Depending upon the workload, data ingest will also benefit greatly from choosing dedicated all-flash storage and in some cases, distributed data stores that scale horizontally are the preferred choice. For example, IBM Cloud Object Storage can handle oceans of sensor data that can be readily managed, manipulated, analyzed, reduced and extracted. In contrast, for real-time data streaming into a time series database, dedicated all-flash storage is an excellent choice.

The IBM Storage portfolio of all-flash storage and solutions serves the needs of small to massive AI/ML/DL projects. The most recent addition to the portfolio is IBM FlashSystem 9100, a transformative storage solution with extreme performance, density and software-enabled features. In a 2U enclosure it can pack the equivalent of 2 PBs of data, over a million IOPs and 34GB/s of throughput, at 100 microseconds of latency. This system can tackle the most demanding requirements with the latest NVMe technology enabled by advanced Spectrum Storage software.

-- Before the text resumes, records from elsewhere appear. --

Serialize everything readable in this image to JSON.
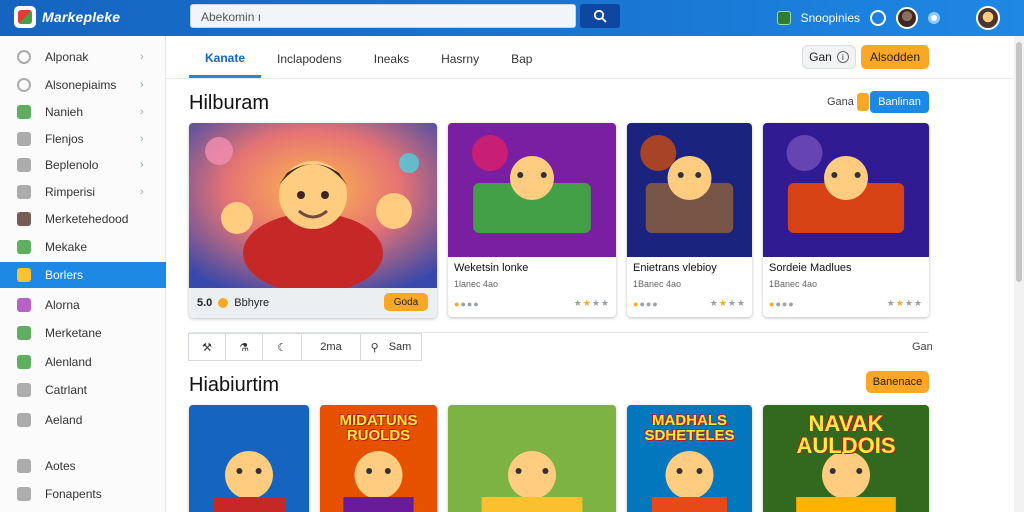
{
  "header": {
    "brand": "Markepleke",
    "search_value": "Abekomin ı",
    "user_label": "Snoopinies"
  },
  "sidebar": {
    "items": [
      {
        "label": "Alponak",
        "icon": "search-icon",
        "color": "#9e9e9e",
        "chevron": true
      },
      {
        "label": "Alsonepiaims",
        "icon": "search-icon",
        "color": "#9e9e9e",
        "chevron": true
      },
      {
        "label": "Nanieh",
        "icon": "game-icon",
        "color": "#43a047",
        "chevron": true
      },
      {
        "label": "Flenjos",
        "icon": "mail-icon",
        "color": "#9e9e9e",
        "chevron": true
      },
      {
        "label": "Beplenolo",
        "icon": "grid-icon",
        "color": "#9e9e9e",
        "chevron": true
      },
      {
        "label": "Rimperisi",
        "icon": "puzzle-icon",
        "color": "#9e9e9e",
        "chevron": true
      },
      {
        "label": "Merketehedood",
        "icon": "store-icon",
        "color": "#5d4037",
        "chevron": false
      },
      {
        "label": "Mekake",
        "icon": "leaf-icon",
        "color": "#43a047",
        "chevron": false
      },
      {
        "label": "Borlers",
        "icon": "folder-icon",
        "color": "#fbc02d",
        "chevron": false
      },
      {
        "label": "Alorna",
        "icon": "apps-icon",
        "color": "#ab47bc",
        "chevron": false
      },
      {
        "label": "Merketane",
        "icon": "tag-icon",
        "color": "#43a047",
        "chevron": false
      },
      {
        "label": "Alenland",
        "icon": "calendar-icon",
        "color": "#43a047",
        "chevron": false
      },
      {
        "label": "Catrlant",
        "icon": "doc-icon",
        "color": "#9e9e9e",
        "chevron": false
      },
      {
        "label": "Aeland",
        "icon": "list-icon",
        "color": "#9e9e9e",
        "chevron": false
      },
      {
        "label": "Aotes",
        "icon": "note-icon",
        "color": "#9e9e9e",
        "chevron": false
      },
      {
        "label": "Fonapents",
        "icon": "cart-icon",
        "color": "#9e9e9e",
        "chevron": false
      }
    ],
    "active_index": 8
  },
  "tabs": [
    "Kanate",
    "Inclapodens",
    "Ineaks",
    "Hasrny",
    "Bap"
  ],
  "toolbar_actions": {
    "ghost_label": "Gan",
    "primary_label": "Alsodden"
  },
  "section1": {
    "title": "Hilburam",
    "side_label": "Gana",
    "badge": "Banlinan",
    "featured": {
      "caption": "Bbhyre",
      "rating": "5.0",
      "action": "Goda"
    },
    "cards": [
      {
        "title": "Weketsin lonke",
        "sub": "1lanec 4ao"
      },
      {
        "title": "Enietrans vlebioy",
        "sub": "1Banec 4ao"
      },
      {
        "title": "Sordeie Madlues",
        "sub": "1Banec 4ao"
      }
    ]
  },
  "filters": {
    "items": [
      "wrench-icon",
      "flask-icon",
      "moon-icon",
      "2ma",
      "Sam"
    ],
    "right_label": "Gan"
  },
  "section2": {
    "title": "Hiabiurtim",
    "button": "Banenace",
    "cards": [
      {
        "title": "",
        "art": "hero"
      },
      {
        "title": "MIDATUNS RUOLDS",
        "art": "knight"
      },
      {
        "title": "",
        "art": "dog"
      },
      {
        "title": "MADHALS SDHETELES",
        "art": "hero2"
      },
      {
        "title": "NAVAK AULDOIS",
        "art": "beast"
      }
    ]
  },
  "colors": {
    "brand": "#1976d2",
    "accent": "#f9a825",
    "active": "#1e88e5"
  }
}
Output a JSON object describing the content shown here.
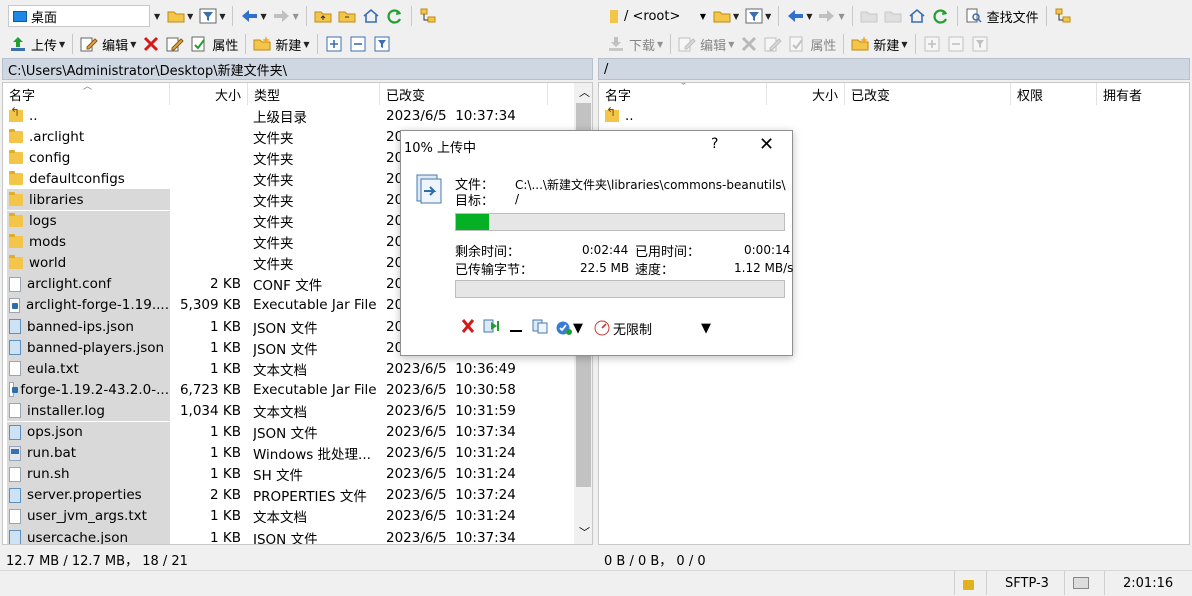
{
  "colors": {
    "path_bar": "#cfd7e2",
    "selection": "#d9d9d9",
    "progress": "#06b025",
    "accent": "#2c6ea8"
  },
  "left_toolbar1": {
    "location": "桌面"
  },
  "right_toolbar1": {
    "location": "/ <root>",
    "find_files": "查找文件"
  },
  "left_toolbar2": {
    "upload": "上传",
    "edit": "编辑",
    "properties": "属性",
    "new": "新建"
  },
  "right_toolbar2": {
    "download": "下载",
    "edit": "编辑",
    "properties": "属性",
    "new": "新建"
  },
  "left_path": "C:\\Users\\Administrator\\Desktop\\新建文件夹\\",
  "right_path": "/",
  "left_columns": {
    "name": "名字",
    "size": "大小",
    "type": "类型",
    "changed": "已改变"
  },
  "right_columns": {
    "name": "名字",
    "size": "大小",
    "changed": "已改变",
    "rights": "权限",
    "owner": "拥有者"
  },
  "left_files": [
    {
      "name": "..",
      "size": "",
      "type": "上级目录",
      "changed": "2023/6/5  10:37:34",
      "icon": "parent-dir"
    },
    {
      "name": ".arclight",
      "size": "",
      "type": "文件夹",
      "changed": "20",
      "icon": "folder"
    },
    {
      "name": "config",
      "size": "",
      "type": "文件夹",
      "changed": "20",
      "icon": "folder"
    },
    {
      "name": "defaultconfigs",
      "size": "",
      "type": "文件夹",
      "changed": "20",
      "icon": "folder"
    },
    {
      "name": "libraries",
      "size": "",
      "type": "文件夹",
      "changed": "20",
      "icon": "folder",
      "selected": true
    },
    {
      "name": "logs",
      "size": "",
      "type": "文件夹",
      "changed": "20",
      "icon": "folder",
      "selected": true
    },
    {
      "name": "mods",
      "size": "",
      "type": "文件夹",
      "changed": "20",
      "icon": "folder",
      "selected": true
    },
    {
      "name": "world",
      "size": "",
      "type": "文件夹",
      "changed": "20",
      "icon": "folder",
      "selected": true
    },
    {
      "name": "arclight.conf",
      "size": "2 KB",
      "type": "CONF 文件",
      "changed": "20",
      "icon": "file",
      "selected": true
    },
    {
      "name": "arclight-forge-1.19....",
      "size": "5,309 KB",
      "type": "Executable Jar File",
      "changed": "20",
      "icon": "jar",
      "selected": true
    },
    {
      "name": "banned-ips.json",
      "size": "1 KB",
      "type": "JSON 文件",
      "changed": "20",
      "icon": "json",
      "selected": true
    },
    {
      "name": "banned-players.json",
      "size": "1 KB",
      "type": "JSON 文件",
      "changed": "20",
      "icon": "json",
      "selected": true
    },
    {
      "name": "eula.txt",
      "size": "1 KB",
      "type": "文本文档",
      "changed": "2023/6/5  10:36:49",
      "icon": "file",
      "selected": true
    },
    {
      "name": "forge-1.19.2-43.2.0-...",
      "size": "6,723 KB",
      "type": "Executable Jar File",
      "changed": "2023/6/5  10:30:58",
      "icon": "jar",
      "selected": true
    },
    {
      "name": "installer.log",
      "size": "1,034 KB",
      "type": "文本文档",
      "changed": "2023/6/5  10:31:59",
      "icon": "file",
      "selected": true
    },
    {
      "name": "ops.json",
      "size": "1 KB",
      "type": "JSON 文件",
      "changed": "2023/6/5  10:37:34",
      "icon": "json",
      "selected": true
    },
    {
      "name": "run.bat",
      "size": "1 KB",
      "type": "Windows 批处理...",
      "changed": "2023/6/5  10:31:24",
      "icon": "bat",
      "selected": true
    },
    {
      "name": "run.sh",
      "size": "1 KB",
      "type": "SH 文件",
      "changed": "2023/6/5  10:31:24",
      "icon": "file",
      "selected": true
    },
    {
      "name": "server.properties",
      "size": "2 KB",
      "type": "PROPERTIES 文件",
      "changed": "2023/6/5  10:37:24",
      "icon": "json",
      "selected": true
    },
    {
      "name": "user_jvm_args.txt",
      "size": "1 KB",
      "type": "文本文档",
      "changed": "2023/6/5  10:31:24",
      "icon": "file",
      "selected": true
    },
    {
      "name": "usercache.json",
      "size": "1 KB",
      "type": "JSON 文件",
      "changed": "2023/6/5  10:37:34",
      "icon": "json",
      "selected": true
    }
  ],
  "right_files": [
    {
      "name": "..",
      "icon": "parent-dir"
    }
  ],
  "left_status": "12.7 MB / 12.7 MB，  18 / 21",
  "right_status": "0 B / 0 B，  0 / 0",
  "bottom_status": {
    "protocol": "SFTP-3",
    "elapsed": "2:01:16"
  },
  "dialog": {
    "title": "10% 上传中",
    "help": "?",
    "file_label": "文件：",
    "file_value": "C:\\...\\新建文件夹\\libraries\\commons-beanutils\\",
    "target_label": "目标：",
    "target_value": "/",
    "progress": 0.1,
    "remaining_label": "剩余时间：",
    "remaining_value": "0:02:44",
    "elapsed_label": "已用时间：",
    "elapsed_value": "0:00:14",
    "transferred_label": "已传输字节：",
    "transferred_value": "22.5 MB",
    "speed_label": "速度：",
    "speed_value": "1.12 MB/s",
    "overall_progress": 0,
    "speed_limit": "无限制"
  }
}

IBM offers solutions to streamline and secure data access by built upon the FlashSystem 9100. The first of these is IBM Cloud Private to manage provisioning of persistent storage and containers. The other is IBM Cloud Private for Data that provides an abstraction and control layer to manage and secure data with access from behind the firewall to the cloud. These IBM solutions, powered by FlashSystem 9100, can deliver the essential private cloud service fabric for building and managing on-premises containerized applications, and can accelerate your journey to AI by simplifying hybrid data management, data governance and business analytics with a single interface. Organizational leaders can rapidly discover insights from their core business data while keeping it in a protected, controlled environment.

IBM FlashSystem® 9100 combines the performance of flash and Non-Volatile Memory Express (NVMe) with the reliability and innovation of IBM FlashCore® technology and the rich features of IBM Spectrum Virtualize™ in one powerful storage platform. You can choose IBM FlashCore Modules (FCM) with the line-speed internal performance, multi-dimensional data protection and innovative flash management features provided by FlashCore technology or industry-standard NVMe flash drives. IBM Spectrum Virtualize offers industry-leading data services such as data reduction pools, FlashCopy management, data mobility and high-performance data encryption.  It can bring more than 440 different IBM and non-IBM storage systems under a single management model, creating one easily managed storage resource. Data can now be encrypted, along with many other services, whether existing systems natively offer these features or not.

Organizations are preparing their infrastructures for the growth of data and artificial intelligence. IBM PowerAI Enterprise, IBM Cloud Private for Data and IBM Storage enable the capabilities to become a leader in the AI transformation.